The same is true of a head that you have been using as a practice Broadhead. Foam targets don't really damage a broadhead but they will dull them considerably. In either case, sharpening a 3 bladed broadhead is so easy that there is no real reason to not to give them a touch up that will make them scary sharp.
Sharpening a 3 bladed broadhead is a simple a rolling a toy car on a table top. No special skills are required to produce a sharp, hunting quality edge. You can use something as simple as 400 or 1000 grit wet dry sandpaper. This sandpaper is normally black and is available at all hardware stores and home centers. For longer life I use a flat (fine) diamond hone. You can also use a whet stone. The only other thing you need is a sharpie marker. The sharpie is used to draw in the blade edge. As you sharpen the head, you will wear away the marker and know that you have touched up the entire surface. One thing to keep in mind is that you need to keep your stoke count equal on all 3 sides of the head to maintain balance. If two sides can be honed with only 30 stokes but the 3rd side, requires 40 strokes, all sides must get 40 strokes.

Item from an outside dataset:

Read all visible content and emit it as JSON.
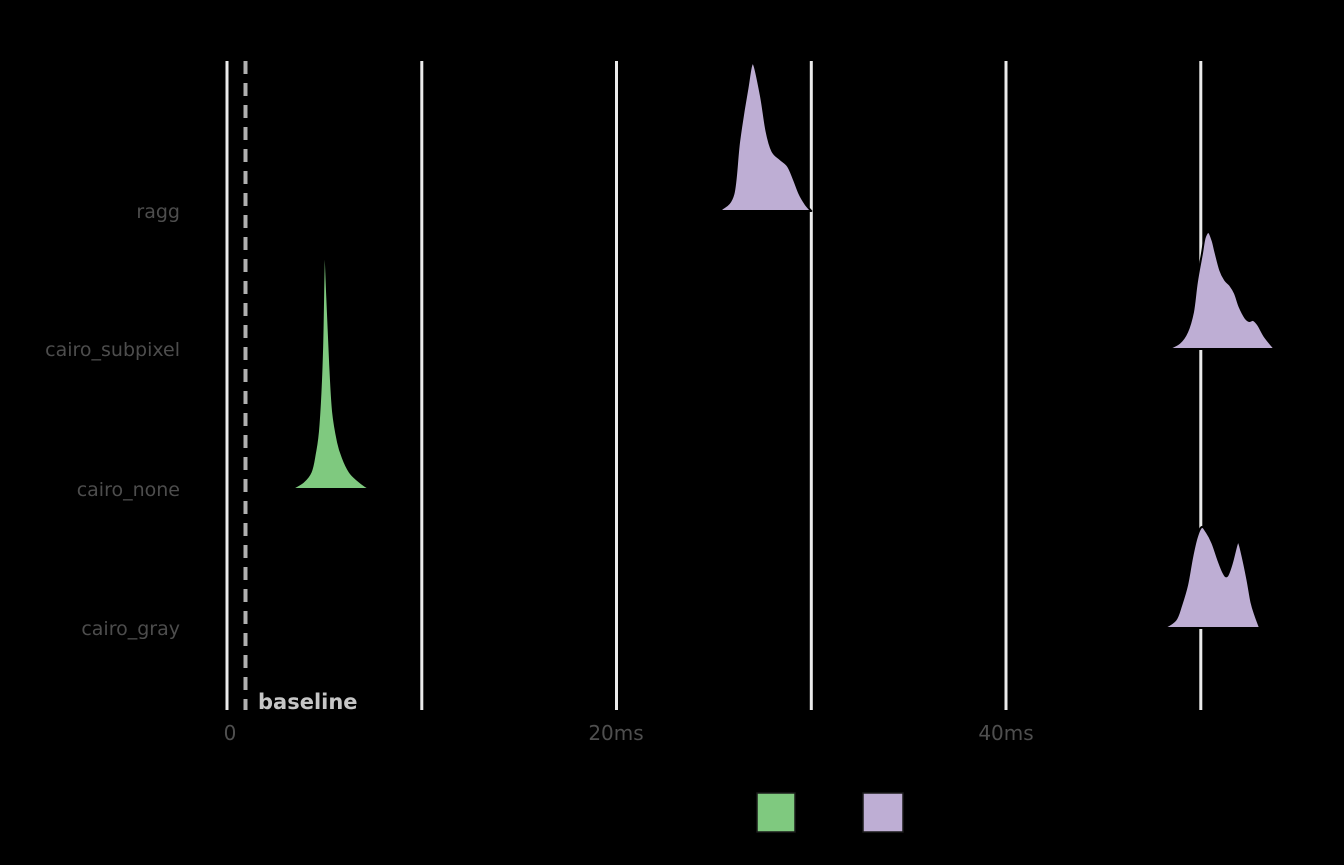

Here is a head I took straight from the package. Notice the grind marks and the rolled over edge (white line along the cutting edge). This head was semi sharp but not one I would take into the woods.
I took another head and spent perhaps 3 minutes on a diamond hone and then an Arkansas stone and then ceramic plate. In very little time, I had the head much sharper. In the upper blade you can see the reflection of the camera lens info. I used the side to side motion rather than front to back.